- Connaissance des Énergies avec AFP
- parue le
Le président de Cuba, Miguel Diaz-Canel, a accusé vendredi Donald Trump de vouloir "asphyxier" l'économie de l'île communiste où les coupures électriques quotidiennes s'accentuent et les files d'attente devant les stations-services ne cessent de s'allonger.
Le président américain a signé jeudi un décret stipulant que les Etats-Unis pourraient frapper de droits de douane, d'un montant non précisé, les pays vendant du pétrole à La Havane, en invoquant une "menace exceptionnelle" que ferait peser Cuba sur la sécurité nationale américaine.
"Sous un prétexte mensonger et dénué d'arguments (...) le président Trump entend asphyxier l'économie cubaine", a dénoncé sur X le président cubain.
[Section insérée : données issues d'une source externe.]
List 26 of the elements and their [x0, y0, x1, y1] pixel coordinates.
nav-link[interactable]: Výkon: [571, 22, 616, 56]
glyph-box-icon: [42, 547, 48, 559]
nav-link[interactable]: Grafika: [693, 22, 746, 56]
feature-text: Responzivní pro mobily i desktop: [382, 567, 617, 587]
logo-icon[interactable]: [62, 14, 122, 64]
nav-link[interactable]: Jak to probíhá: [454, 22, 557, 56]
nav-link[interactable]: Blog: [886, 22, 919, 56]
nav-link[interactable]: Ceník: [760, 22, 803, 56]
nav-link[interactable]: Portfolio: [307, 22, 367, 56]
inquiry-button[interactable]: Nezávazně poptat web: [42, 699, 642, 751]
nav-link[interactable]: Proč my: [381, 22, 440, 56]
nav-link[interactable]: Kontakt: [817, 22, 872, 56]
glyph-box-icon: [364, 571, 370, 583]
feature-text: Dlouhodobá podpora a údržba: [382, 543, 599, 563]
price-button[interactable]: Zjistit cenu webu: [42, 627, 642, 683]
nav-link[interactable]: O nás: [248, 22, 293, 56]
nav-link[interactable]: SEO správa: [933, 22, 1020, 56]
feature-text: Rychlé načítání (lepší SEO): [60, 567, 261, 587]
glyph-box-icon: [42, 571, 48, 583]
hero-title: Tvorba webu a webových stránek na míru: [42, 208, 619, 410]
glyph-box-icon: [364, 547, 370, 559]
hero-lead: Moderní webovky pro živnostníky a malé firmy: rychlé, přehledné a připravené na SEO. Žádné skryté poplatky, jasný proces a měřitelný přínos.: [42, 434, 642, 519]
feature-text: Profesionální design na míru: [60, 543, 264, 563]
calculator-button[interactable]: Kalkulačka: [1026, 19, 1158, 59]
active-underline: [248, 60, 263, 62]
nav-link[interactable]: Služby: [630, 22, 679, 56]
"Cette nouvelle mesure met en évidence la nature fasciste, criminelle et génocidaire d'une cour qui a confisqué les intérêts du peuple américain à des fins purement personnelles", a ajouté le chef de l'Etat, dans une claire allusion au secrétaire d'Etat, Marco Rubio, un Cubano-Américain qui n'a pas caché sa volonté de voir un changement de régime à La Havane.
Ce décret accentue la pression sur l'île de 9,6 millions d'habitants, plongée dans une sévère crise économique et qui peine à couvrir ses besoins en carburant et en électricité.
- "Crise humanitaire" -
La présidente du Mexique, Claudia Sheinbaum, dont le pays livre encore du pétrole à Cuba, a affirmé que de tels droits de douane supplémentaires pourraient déclencher une vaste "crise humanitaire" sur l'île.
La mesure pourrait affecter "directement les hôpitaux, l'alimentation et d'autres services essentiels au peuple cubain", a mis en garde Mme Sheinbaum en conférence de presse.
Elle a toutefois souligné qu'elle ne négligerait pas les implications que le décret de Washington pourrait avoir pour le Mexique. "Nous ne voulons pas non plus mettre notre pays en danger en termes de droits de douane", a-t-elle expliqué.
La Chine, un allié de Cuba, a également protesté contre les menaces américaines. "La Chine s'oppose fermement aux mesures qui privent le peuple cubain de ses droits à la subsistance et au développement", a déclaré en conférence de presse le porte-parole du ministère chinois des Affaires étrangères, Guo Jiakun.
Ces derniers jours, les files d'attente devant les stations d'essence à La Havane n'ont cessé de s'allonger et les délestages électriques peuvent désormais atteindre une dizaine d'heures dans la capitale.
Jorge Martinez, qui se rend à son travail, ne cache pas son inquiétude. "Cela va impacter directement la vie des Cubains. Tôt ou tard, cela va avoir des conséquences (sur l'économie), c'est le but", estime auprès de l'AFP cet ingénieur informatique de 60 ans.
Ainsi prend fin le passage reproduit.